Appelons à la barre le
témoin Winston Churchill : “ Le moment semblait venu où les
Arméniens allaient recevoir justice et leur droit de vivre en
paix dans le foyer de leur race. Ceux qui avaient été leurs
persécuteurs et leurs tyrans étaient abattus par la guerre ou la
révolution. Les grandes puissances triomphantes étaient leurs
alliées et allaient assurer que justice soit faite. Il
paraissait vraiment inconcevable que les 5 grandes puissances
alliées ne soient pas en état de faire exécuter leur volonté. »
Comment l’inconcevable,
l’incroyable, l’inimaginable se produisirent-ils alors que
toutes les Puissances victorieuses déclaraient que les Arméniens
méritaient plus que tout autre leur liberté ?
A tout
« Saigneur » tout honneur, j’appelle à la barre l’accusé Turquie.
Ici, nul besoin de s’attarder,
les faits sont connus, avérés, les preuves convergentes.
Les Arméniens d’Anatolie furent
soumis à un régime de terreur ordinaire au moins depuis le début
du 19ème siècle. Impôts illégaux, pillages,
expropriations, meurtres, viols et enlèvements : voilà leur
calvaire quotidien aggravé par une administration corrompue,
dénuée de toute responsabilité et attisant le fanatisme des
populations musulmanes locales ainsi que la barbarie des Kurdes
nomades.
L’accélération du déclin d’un
empire despotique, l’immixtion des puissances dans ses affaires
entraînent dès 1877 l’adoption d’une méthode plus radicale : le
massacre suivi de l’exode de provinces entières. Sur le plan
diplomatique le Sultan joue la comédie de réformes jamais
appliquées, de réponses dilatoires, de promesses jamais tenues.

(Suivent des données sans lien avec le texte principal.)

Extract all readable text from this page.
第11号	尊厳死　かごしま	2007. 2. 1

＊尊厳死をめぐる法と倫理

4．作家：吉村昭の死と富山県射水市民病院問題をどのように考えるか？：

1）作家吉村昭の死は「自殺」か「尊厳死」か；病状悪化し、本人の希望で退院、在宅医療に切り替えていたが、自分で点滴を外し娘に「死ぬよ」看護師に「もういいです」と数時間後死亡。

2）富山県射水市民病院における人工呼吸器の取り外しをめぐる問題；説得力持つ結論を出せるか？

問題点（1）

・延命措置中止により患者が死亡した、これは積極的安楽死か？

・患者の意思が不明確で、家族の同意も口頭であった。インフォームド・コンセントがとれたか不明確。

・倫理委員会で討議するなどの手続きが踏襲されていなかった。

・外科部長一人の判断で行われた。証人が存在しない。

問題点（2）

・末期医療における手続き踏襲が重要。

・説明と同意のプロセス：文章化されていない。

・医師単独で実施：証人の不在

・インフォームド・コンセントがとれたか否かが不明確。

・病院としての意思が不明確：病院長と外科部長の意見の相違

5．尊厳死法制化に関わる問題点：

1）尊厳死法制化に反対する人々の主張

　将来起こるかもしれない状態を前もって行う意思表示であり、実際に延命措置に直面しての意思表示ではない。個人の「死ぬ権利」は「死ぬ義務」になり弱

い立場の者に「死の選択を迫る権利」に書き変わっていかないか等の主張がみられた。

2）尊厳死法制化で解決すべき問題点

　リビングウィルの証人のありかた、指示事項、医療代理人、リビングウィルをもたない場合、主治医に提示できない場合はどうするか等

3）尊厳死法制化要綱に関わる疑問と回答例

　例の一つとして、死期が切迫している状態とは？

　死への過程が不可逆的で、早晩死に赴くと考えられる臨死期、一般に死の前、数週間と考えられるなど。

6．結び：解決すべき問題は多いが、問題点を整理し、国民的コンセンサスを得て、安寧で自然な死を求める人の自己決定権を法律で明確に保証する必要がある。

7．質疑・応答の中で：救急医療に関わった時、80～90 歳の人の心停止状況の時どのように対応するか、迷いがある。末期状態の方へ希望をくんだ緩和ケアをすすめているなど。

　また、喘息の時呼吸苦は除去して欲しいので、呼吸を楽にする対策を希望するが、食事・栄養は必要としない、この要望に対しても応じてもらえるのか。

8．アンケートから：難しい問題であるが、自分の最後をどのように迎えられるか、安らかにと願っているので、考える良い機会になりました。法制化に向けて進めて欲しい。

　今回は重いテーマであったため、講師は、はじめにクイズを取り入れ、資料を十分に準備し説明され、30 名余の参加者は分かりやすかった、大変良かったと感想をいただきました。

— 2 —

Encouragé par l’inertie des puissances tout à leurs appétits et
intérêts, particuliers et divergents, et profitant de la guerre
de 1914, le Parti Union et Progrès organise la solution finale à
partir du 24 avril 1915. Le régime nationaliste de Kémal
parachève le nettoyage ethnique par de nouveaux massacres et une
ultime offensive contre l’Arménie exsangue en septembre 1920 en
présence des Alliés indifférents. La question arménienne est
définitivement réglée puisqu’il n’y a plus d’Arméniens en
Arménie. Tous les gouvernements turcs successifs nieront le
crime avec une farouche énergie face à la permanente
indifférence des puissances.
Accusé
Grande-Bretagne, levez-vous !
Nous vous accusons d’avoir eu
comme politique constante en Anatolie de prendre le parti du
bourreau, d’avoir été le prédateur voulant interdire à tous les
autres, et notamment au Tsar, d’approcher de la route des Indes,
d’empêcher toute évolution du pays vers la civilisation en
plaidant pour l’intégrité territoriale de l’empire ottoman.
Déjà, lors de la guerre
russo-turque de 1828-29, qui fut décisive pour l’accession à
l’indépendance de la Grèce, les Russes avaient remporté une
large victoire sur le front secondaire arménien. Ses troupes
s’étaient avancées au-delà d’Erzeroum et approchaient de Sivas.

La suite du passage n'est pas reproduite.